I’ve always had a high level of health-related anxiety – Is that ache in my side something serious? Do I need that new medicine I saw on TV? Are there harmful chemicals in my shower gel? Yet paradoxically, I also tend to neglect legitimate health matters. I put off annual exams, ignore issues until I can’t any longer, and make choices that I know aren’t good for me. When it comes down to it, it often just feels too intimidating or even terrifying to address these things. (If something is really wrong, maybe it’s better not to know, I rationalize).
To many people, this seems the opposite of rational. Yet as someone with anxiety, I confess to being really good at making excuses to justify something I’m doing or not doing – particularly when it comes to my health. And from my experience talking with other anxiety sufferers, I’ve learned that this is incredibly common, and a lot of the time, we don’t even realize we’re doing it.
Let’s take a look at some of the most common excuses that anxiety sufferers make regarding their health and well-being, and what the truth is behind these excuses.
- “I’m too busy to exercise regularly.”
The truth: When faced with making a change, anxiety sufferers tend to struggle just taking the first step, and they are more likely to become discouraged early on. And it’s no secret that starting a regular exercise regimen is difficult: Fitting workouts into a hectic schedule requires a significant adjustment in lifestyle and priorities, and you must work through initial discomfort and soreness as the body adapts. But almost everyone can carve out a minimum of 20-30 minutes a few times a week to get moving. The mood-enhancing effects of exercise are invaluable to those with anxiety disorders or high stress levels.
- “I’ll quit smoking/drinking/over-eating once my life is less stressful.”
The truth: An old friend of mine has always been fond of the saying, “Life doesn’t stop for anybody.” This is particularly relevant when you’re trying to change bad habits. When faced with a lot of anxiety and stress, it can be tempting to put off making important changes until everything settles down. But the fact is, there’s never going to be a “perfect” time, because stress is inevitable. Life doesn’t stop for anybody — but the sooner you commit to a change, the sooner you’ll begin enjoying better health.
- “I’m too overwhelmed to worry about eating healthy.”
The truth: Healthy eating is a challenge for most. It involves careful planning and re-thinking your approach to eating. Sometimes it feels like just one more thing you don’t have the time or energy to worry about. But a poor diet quite literally feeds anxiety – slowing you down, disrupting your mental processes, and making even ordinary tasks seem overwhelming.

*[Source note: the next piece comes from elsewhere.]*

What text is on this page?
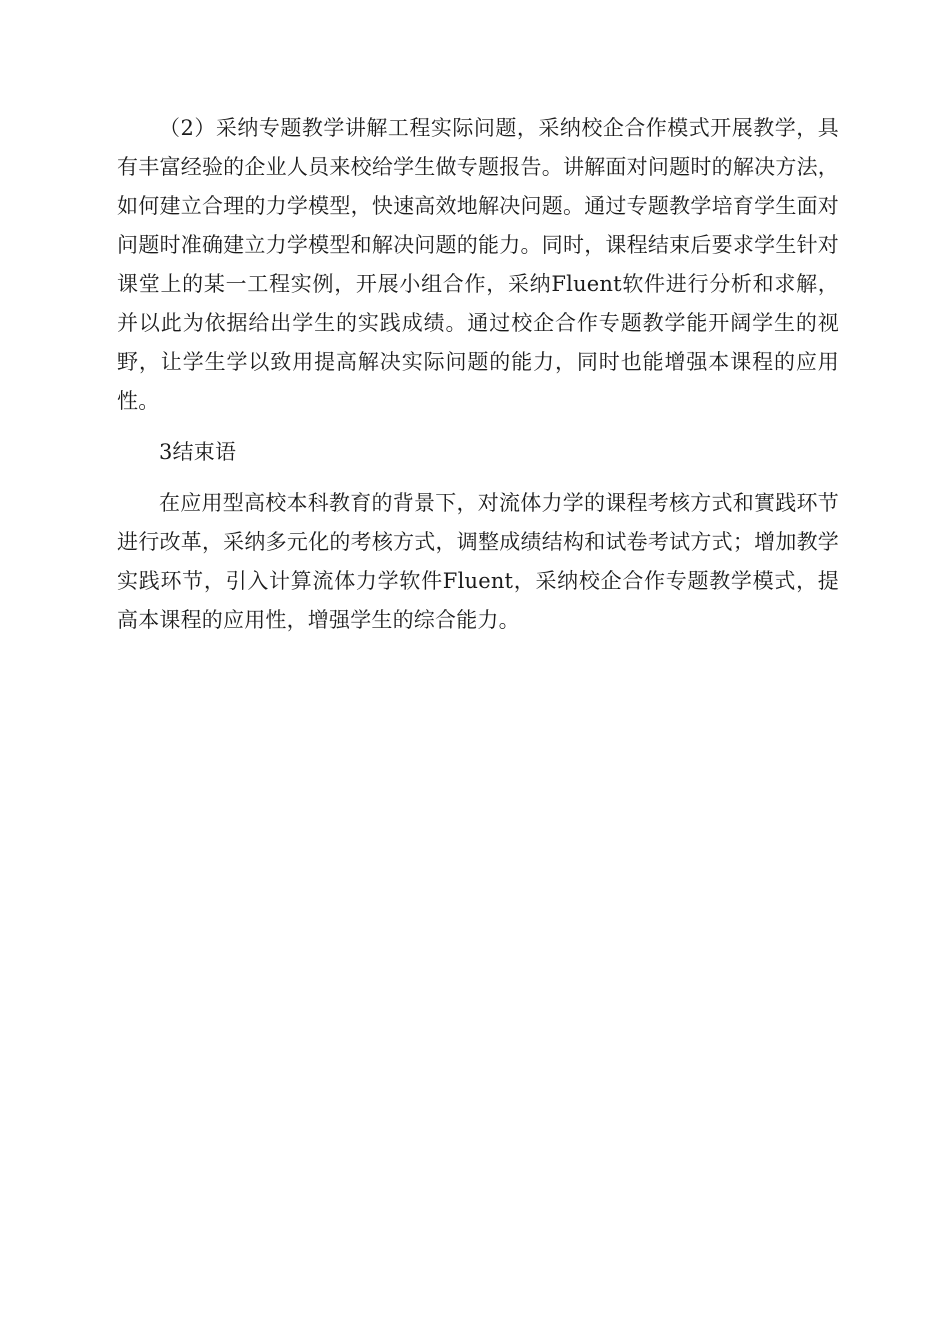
（2）采纳专题教学讲解工程实际问题，采纳校企合作模式开展教学，具有丰富经验的企业人员来校给学生做专题报告。讲解面对问题时的解决方法，如何建立合理的力学模型，快速高效地解决问题。通过专题教学培育学生面对问题时准确建立力学模型和解决问题的能力。同时，课程结束后要求学生针对课堂上的某一工程实例，开展小组合作，采纳Fluent软件进行分析和求解，并以此为依据给出学生的实践成绩。通过校企合作专题教学能开阔学生的视野，让学生学以致用提高解决实际问题的能力，同时也能增强本课程的应用性。

3结束语

在应用型高校本科教育的背景下，对流体力学的课程考核方式和實践环节进行改革，采纳多元化的考核方式，调整成绩结构和试卷考试方式；增加教学实践环节，引入计算流体力学软件Fluent，采纳校企合作专题教学模式，提高本课程的应用性，增强学生的综合能力。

The effort it takes to clean up your diet is well worth the payoff.
- “I don’t get enough sleep, but that’s just the way it is.”
Sleeplessness may be common, but that doesn’t mean you should accept it as a fact of life. It’s nearly impossible to maintain your emotional and physical health when your mind and body are not rested, and lack of sleep has been linked to a number of chronic health problems. Getting at least 6 to 8 hours of sleep every night should be a top priority.
We all feel incredible pressure to juggle life’s many demands, and sometimes the stress of pushes us to make excuses about important things. But the bottom line is that unless we take care of ourselves, we can’t effectively care for others or confidently face life’s challenges. It’s time to take an honest look at the excuses we make, and how we might be holding ourselves back from a life of better health and less anxiety.